The Man Who’s Flown Everything
Robert “Hoot” Gibson’s priorities: (1) Fly. (2) Fly some more.
- By Robin White
- Air & Space magazine, May 2009
(Page 2 of 6)
We stopped beside a McDonnell F-4 Phantom. As a young Navy aviator, "I was in awe of the F-4," he said. "It looked so big and heavy, and the wings seemed so small…. I was reluctant to slow it down. I was sure it would fall out of the sky." But "it was just totally rock-solid on approach to the carrier," Gibson said. "It flew on rails at 145 knots."
From 1972 to 1975, Gibson flew three tours in Southeast Asia off the carriers USS Coral Sea and Enterprise. He was looking forward to shore duty when his commanding officer asked an unusual question: "How would you like a third tour?"
"My initial reaction was: 'Is that a joke?' I was extremely ready to hit the beach. But then he said, 'In an F-14.'
"No way I was turning down something like that," Gibson said.
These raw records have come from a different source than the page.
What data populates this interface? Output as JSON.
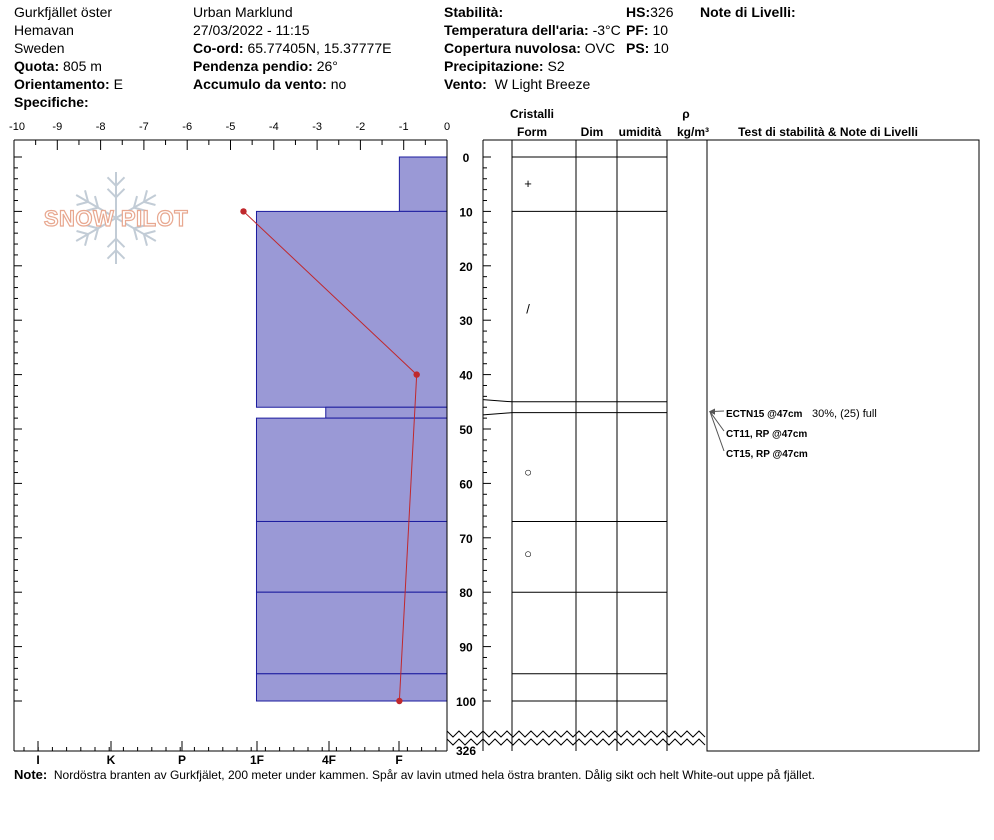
{
  "header": {
    "location": "Gurkfjället öster",
    "region": "Hemavan",
    "country": "Sweden",
    "elevation_label": "Quota:",
    "elevation_value": "805 m",
    "aspect_label": "Orientamento:",
    "aspect_value": "E",
    "specifics_label": "Specifiche:",
    "observer": "Urban Marklund",
    "datetime": "27/03/2022 - 11:15",
    "coord_label": "Co-ord:",
    "coord_value": "65.77405N, 15.37777E",
    "slope_label": "Pendenza pendio:",
    "slope_value": "26°",
    "wind_loading_label": "Accumulo da vento:",
    "wind_loading_value": "no",
    "stability_label": "Stabilità:",
    "air_temp_label": "Temperatura dell'aria:",
    "air_temp_value": "-3°C",
    "cloud_label": "Copertura nuvolosa:",
    "cloud_value": "OVC",
    "precip_label": "Precipitazione:",
    "precip_value": "S2",
    "wind_label": "Vento:",
    "wind_value": "W Light Breeze",
    "hs_label": "HS:",
    "hs_value": "326",
    "pf_label": "PF:",
    "pf_value": "10",
    "ps_label": "PS:",
    "ps_value": "10",
    "layer_notes_label": "Note di Livelli:"
  },
  "logo": {
    "text": "SNOW PILOT"
  },
  "columns": {
    "crystals": "Cristalli",
    "form": "Form",
    "dim": "Dim",
    "humidity": "umidità",
    "rho": "ρ",
    "density_unit": "kg/m³",
    "tests_notes": "Test di stabilità & Note di Livelli"
  },
  "note": {
    "label": "Note:",
    "text": "Nordöstra branten av Gurkfjälet, 200 meter under kammen. Spår av lavin utmed hela östra  branten. Dålig sikt och helt White-out uppe på fjället."
  },
  "chart_data": {
    "type": "snow-profile",
    "depth_axis": {
      "ticks": [
        0,
        10,
        20,
        30,
        40,
        50,
        60,
        70,
        80,
        90,
        100
      ],
      "bottom_label": "326",
      "range": [
        0,
        110
      ]
    },
    "temperature_axis": {
      "ticks": [
        "-10",
        "-9",
        "-8",
        "-7",
        "-6",
        "-5",
        "-4",
        "-3",
        "-2",
        "-1",
        "0"
      ],
      "range": [
        -10,
        0
      ]
    },
    "hardness_axis": {
      "labels": [
        "I",
        "K",
        "P",
        "1F",
        "4F",
        "F"
      ]
    },
    "hardness_layers": [
      {
        "top": 0,
        "bottom": 10,
        "hardness_temp_equiv": -1.1
      },
      {
        "top": 10,
        "bottom": 46,
        "hardness_temp_equiv": -4.4
      },
      {
        "top": 46,
        "bottom": 48,
        "hardness_temp_equiv": -2.8
      },
      {
        "top": 48,
        "bottom": 67,
        "hardness_temp_equiv": -4.4
      },
      {
        "top": 67,
        "bottom": 80,
        "hardness_temp_equiv": -4.4
      },
      {
        "top": 80,
        "bottom": 95,
        "hardness_temp_equiv": -4.4
      },
      {
        "top": 95,
        "bottom": 100,
        "hardness_temp_equiv": -4.4
      }
    ],
    "temperature_profile": [
      {
        "depth": 10,
        "temp": -4.7
      },
      {
        "depth": 40,
        "temp": -0.7
      },
      {
        "depth": 100,
        "temp": -1.1
      }
    ],
    "layer_boundaries": [
      0,
      10,
      45,
      47,
      67,
      80,
      95,
      100
    ],
    "crystal_forms": [
      {
        "depth": 5,
        "symbol": "+"
      },
      {
        "depth": 28,
        "symbol": "/"
      },
      {
        "depth": 58,
        "symbol": "○"
      },
      {
        "depth": 73,
        "symbol": "○"
      }
    ],
    "stability_tests": [
      {
        "depth": 47,
        "label": "ECTN15 @47cm",
        "detail": "30%, (25) full"
      },
      {
        "depth": 47,
        "label": "CT11, RP @47cm",
        "detail": ""
      },
      {
        "depth": 47,
        "label": "CT15, RP @47cm",
        "detail": ""
      }
    ]
  }
}
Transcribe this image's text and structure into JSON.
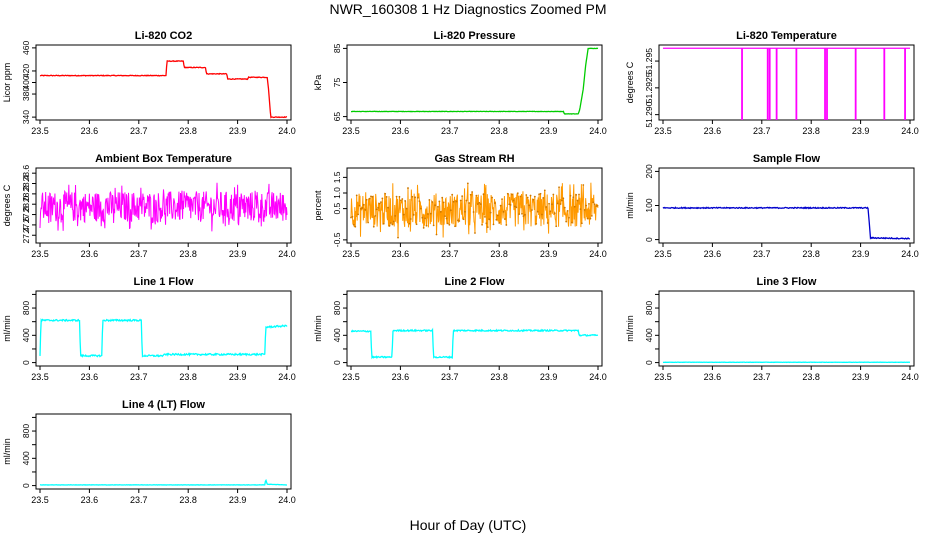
{
  "page": {
    "title": "NWR_160308  1 Hz Diagnostics Zoomed PM",
    "xlabel": "Hour of Day (UTC)"
  },
  "chart_data": [
    {
      "type": "line",
      "title": "Li-820 CO2",
      "ylabel": "Licor ppm",
      "xlim": [
        23.5,
        24.0
      ],
      "xticks": [
        "23.5",
        "23.6",
        "23.7",
        "23.8",
        "23.9",
        "24.0"
      ],
      "ylim": [
        335,
        465
      ],
      "yticks": [
        340,
        380,
        400,
        420,
        460
      ],
      "ytick_labels": [
        "340",
        "380",
        "400",
        "420",
        "460"
      ],
      "color": "#ff0000",
      "noise": 0.6,
      "series": [
        {
          "values": [
            [
              23.5,
              412
            ],
            [
              23.755,
              412
            ],
            [
              23.757,
              437
            ],
            [
              23.79,
              437
            ],
            [
              23.792,
              426
            ],
            [
              23.835,
              426
            ],
            [
              23.837,
              415
            ],
            [
              23.878,
              415
            ],
            [
              23.88,
              406
            ],
            [
              23.92,
              406
            ],
            [
              23.922,
              409
            ],
            [
              23.96,
              409
            ],
            [
              23.963,
              385
            ],
            [
              23.967,
              340
            ],
            [
              24.0,
              340
            ]
          ]
        }
      ]
    },
    {
      "type": "line",
      "title": "Li-820 Pressure",
      "ylabel": "kPa",
      "xlim": [
        23.5,
        24.0
      ],
      "xticks": [
        "23.5",
        "23.6",
        "23.7",
        "23.8",
        "23.9",
        "24.0"
      ],
      "ylim": [
        64,
        86
      ],
      "yticks": [
        65,
        75,
        85
      ],
      "ytick_labels": [
        "65",
        "75",
        "85"
      ],
      "color": "#00cc00",
      "noise": 0.05,
      "series": [
        {
          "values": [
            [
              23.5,
              66.5
            ],
            [
              23.93,
              66.5
            ],
            [
              23.932,
              65.8
            ],
            [
              23.96,
              65.8
            ],
            [
              23.963,
              67
            ],
            [
              23.97,
              73
            ],
            [
              23.975,
              80
            ],
            [
              23.98,
              85
            ],
            [
              24.0,
              85
            ]
          ]
        }
      ]
    },
    {
      "type": "line",
      "title": "Li-820 Temperature",
      "ylabel": "degrees C",
      "xlim": [
        23.5,
        24.0
      ],
      "xticks": [
        "23.5",
        "23.6",
        "23.7",
        "23.8",
        "23.9",
        "24.0"
      ],
      "ylim": [
        51.2895,
        51.2965
      ],
      "yticks": [
        51.29,
        51.2925,
        51.295
      ],
      "ytick_labels": [
        "51.290",
        "51.2925",
        "51.295"
      ],
      "color": "#ff00ff",
      "noise": 0,
      "baseline": 51.2962,
      "spikes": [
        23.66,
        23.712,
        23.716,
        23.73,
        23.77,
        23.828,
        23.832,
        23.89,
        23.948,
        23.99
      ]
    },
    {
      "type": "line",
      "title": "Ambient Box Temperature",
      "ylabel": "degrees C",
      "xlim": [
        23.5,
        24.0
      ],
      "xticks": [
        "23.5",
        "23.6",
        "23.7",
        "23.8",
        "23.9",
        "24.0"
      ],
      "ylim": [
        27.25,
        28.7
      ],
      "yticks": [
        27.4,
        27.6,
        27.8,
        28.0,
        28.2,
        28.4,
        28.6
      ],
      "ytick_labels": [
        "27.4",
        "27.6",
        "27.8",
        "28.0",
        "28.2",
        "28.4",
        "28.6"
      ],
      "color": "#ff00ff",
      "noise": 0,
      "band": {
        "mean": 27.95,
        "spread": 0.3,
        "n": 480
      }
    },
    {
      "type": "line",
      "title": "Gas Stream RH",
      "ylabel": "percent",
      "xlim": [
        23.5,
        24.0
      ],
      "xticks": [
        "23.5",
        "23.6",
        "23.7",
        "23.8",
        "23.9",
        "24.0"
      ],
      "ylim": [
        -0.6,
        1.8
      ],
      "yticks": [
        -0.5,
        0.5,
        1.0,
        1.5
      ],
      "ytick_labels": [
        "-0.5",
        "0.5",
        "1.0",
        "1.5"
      ],
      "color": "#ff9900",
      "noise": 0,
      "band": {
        "mean": 0.45,
        "spread": 0.55,
        "n": 520
      }
    },
    {
      "type": "line",
      "title": "Sample Flow",
      "ylabel": "ml/min",
      "xlim": [
        23.5,
        24.0
      ],
      "xticks": [
        "23.5",
        "23.6",
        "23.7",
        "23.8",
        "23.9",
        "24.0"
      ],
      "ylim": [
        -10,
        210
      ],
      "yticks": [
        0,
        100,
        200
      ],
      "ytick_labels": [
        "0",
        "100",
        "200"
      ],
      "color": "#0000cc",
      "noise": 1.5,
      "series": [
        {
          "values": [
            [
              23.5,
              93
            ],
            [
              23.915,
              93
            ],
            [
              23.92,
              5
            ],
            [
              24.0,
              3
            ]
          ]
        }
      ]
    },
    {
      "type": "line",
      "title": "Line 1 Flow",
      "ylabel": "ml/min",
      "xlim": [
        23.5,
        24.0
      ],
      "xticks": [
        "23.5",
        "23.6",
        "23.7",
        "23.8",
        "23.9",
        "24.0"
      ],
      "ylim": [
        -50,
        1050
      ],
      "yticks": [
        0,
        200,
        400,
        600,
        800,
        1000
      ],
      "ytick_labels": [
        "0",
        "",
        "400",
        "",
        "800",
        ""
      ],
      "color": "#00ffff",
      "noise": 12,
      "series": [
        {
          "values": [
            [
              23.5,
              100
            ],
            [
              23.502,
              620
            ],
            [
              23.58,
              620
            ],
            [
              23.582,
              100
            ],
            [
              23.625,
              100
            ],
            [
              23.627,
              620
            ],
            [
              23.705,
              620
            ],
            [
              23.707,
              100
            ],
            [
              23.75,
              100
            ],
            [
              23.752,
              120
            ],
            [
              23.955,
              120
            ],
            [
              23.957,
              520
            ],
            [
              24.0,
              540
            ]
          ]
        }
      ]
    },
    {
      "type": "line",
      "title": "Line 2 Flow",
      "ylabel": "ml/min",
      "xlim": [
        23.5,
        24.0
      ],
      "xticks": [
        "23.5",
        "23.6",
        "23.7",
        "23.8",
        "23.9",
        "24.0"
      ],
      "ylim": [
        -50,
        1050
      ],
      "yticks": [
        0,
        200,
        400,
        600,
        800,
        1000
      ],
      "ytick_labels": [
        "0",
        "",
        "400",
        "",
        "800",
        ""
      ],
      "color": "#00ffff",
      "noise": 10,
      "series": [
        {
          "values": [
            [
              23.5,
              460
            ],
            [
              23.54,
              460
            ],
            [
              23.542,
              80
            ],
            [
              23.583,
              80
            ],
            [
              23.585,
              470
            ],
            [
              23.665,
              470
            ],
            [
              23.667,
              80
            ],
            [
              23.705,
              80
            ],
            [
              23.707,
              470
            ],
            [
              23.96,
              470
            ],
            [
              23.962,
              400
            ],
            [
              24.0,
              400
            ]
          ]
        }
      ]
    },
    {
      "type": "line",
      "title": "Line 3 Flow",
      "ylabel": "ml/min",
      "xlim": [
        23.5,
        24.0
      ],
      "xticks": [
        "23.5",
        "23.6",
        "23.7",
        "23.8",
        "23.9",
        "24.0"
      ],
      "ylim": [
        -50,
        1050
      ],
      "yticks": [
        0,
        200,
        400,
        600,
        800,
        1000
      ],
      "ytick_labels": [
        "0",
        "",
        "400",
        "",
        "800",
        ""
      ],
      "color": "#00ffff",
      "noise": 2,
      "series": [
        {
          "values": [
            [
              23.5,
              5
            ],
            [
              24.0,
              5
            ]
          ]
        }
      ]
    },
    {
      "type": "line",
      "title": "Line 4 (LT) Flow",
      "ylabel": "ml/min",
      "xlim": [
        23.5,
        24.0
      ],
      "xticks": [
        "23.5",
        "23.6",
        "23.7",
        "23.8",
        "23.9",
        "24.0"
      ],
      "ylim": [
        -50,
        1050
      ],
      "yticks": [
        0,
        200,
        400,
        600,
        800,
        1000
      ],
      "ytick_labels": [
        "0",
        "",
        "400",
        "",
        "800",
        ""
      ],
      "color": "#00ffff",
      "noise": 2,
      "series": [
        {
          "values": [
            [
              23.5,
              10
            ],
            [
              23.955,
              10
            ],
            [
              23.957,
              90
            ],
            [
              23.96,
              20
            ],
            [
              24.0,
              10
            ]
          ]
        }
      ]
    }
  ]
}
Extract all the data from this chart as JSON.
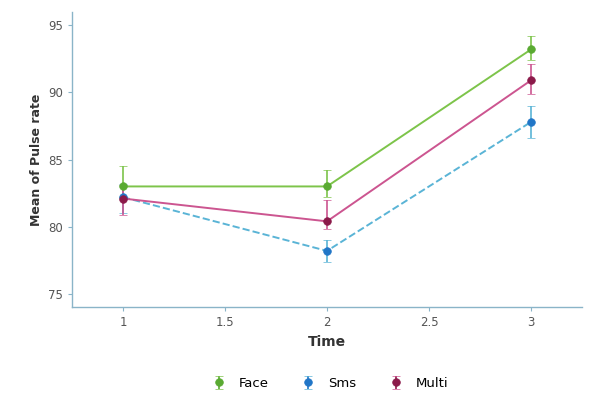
{
  "time": [
    1,
    2,
    3
  ],
  "face": {
    "mean": [
      83.0,
      83.0,
      93.2
    ],
    "err_upper": [
      1.5,
      1.2,
      1.0
    ],
    "err_lower": [
      0.8,
      0.8,
      0.8
    ],
    "color": "#5aaa32",
    "line_color": "#7dc44a",
    "label": "Face"
  },
  "sms": {
    "mean": [
      82.2,
      78.2,
      87.8
    ],
    "err_upper": [
      1.0,
      0.8,
      1.2
    ],
    "err_lower": [
      1.2,
      0.8,
      1.2
    ],
    "color": "#2176c7",
    "line_color": "#5ab4d6",
    "label": "Sms"
  },
  "multi": {
    "mean": [
      82.1,
      80.4,
      90.9
    ],
    "err_upper": [
      1.0,
      1.6,
      1.2
    ],
    "err_lower": [
      1.2,
      0.6,
      1.0
    ],
    "color": "#8b1a4a",
    "line_color": "#cc5590",
    "label": "Multi"
  },
  "xlabel": "Time",
  "ylabel": "Mean of Pulse rate",
  "xlim": [
    0.75,
    3.25
  ],
  "ylim": [
    74,
    96
  ],
  "yticks": [
    75,
    80,
    85,
    90,
    95
  ],
  "xticks": [
    1,
    1.5,
    2,
    2.5,
    3
  ],
  "bg_color": "#ffffff",
  "spine_color": "#8ab4c8",
  "tick_color": "#555555",
  "grid": false
}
He was assigned to the first F-14 squadron: VF-1 at Naval Air Station Miramar in California. "I had just 30 hours in the F-14 when I went up against a thousand-hour F-4 guy. We called 'Fight's on!' and 30 seconds later I was sitting in his six [behind him]. We ran the engagement three times. The results were always the same. An F-14 with a nugget [novice] at the stick could outmaneuver, outturn, and outfight a Phantom flown by an old hand."
In 1976, Gibson got a slot in the test pilot school at Maryland's Naval Air Station Patuxent River. There he learned to methodically wring out new designs—single-seat jets, heavy transports, helicopters—moving step by step from known to unknown. "I was exactly where I wanted to be, doing exactly the kind of flying I wanted to do. Then I picked up a copy of Aviation Week & Space Technology and saw an artist's drawing of the space shuttle…. The shuttle was the fastest, highest-flying airplane in history, and I just had to snivel my way into the left seat."
He sent the paperwork in to NASA. On January 16, 1978, he got the news: He was in.
That day, NASA named its eighth group of astronauts. One, a surgeon named Rhea Seddon, later became Gibson's wife. Today, they live in Murfreesboro, Tennessee, and have four children, Julie, Paul, Dann, and, the youngest at 13, Emilee.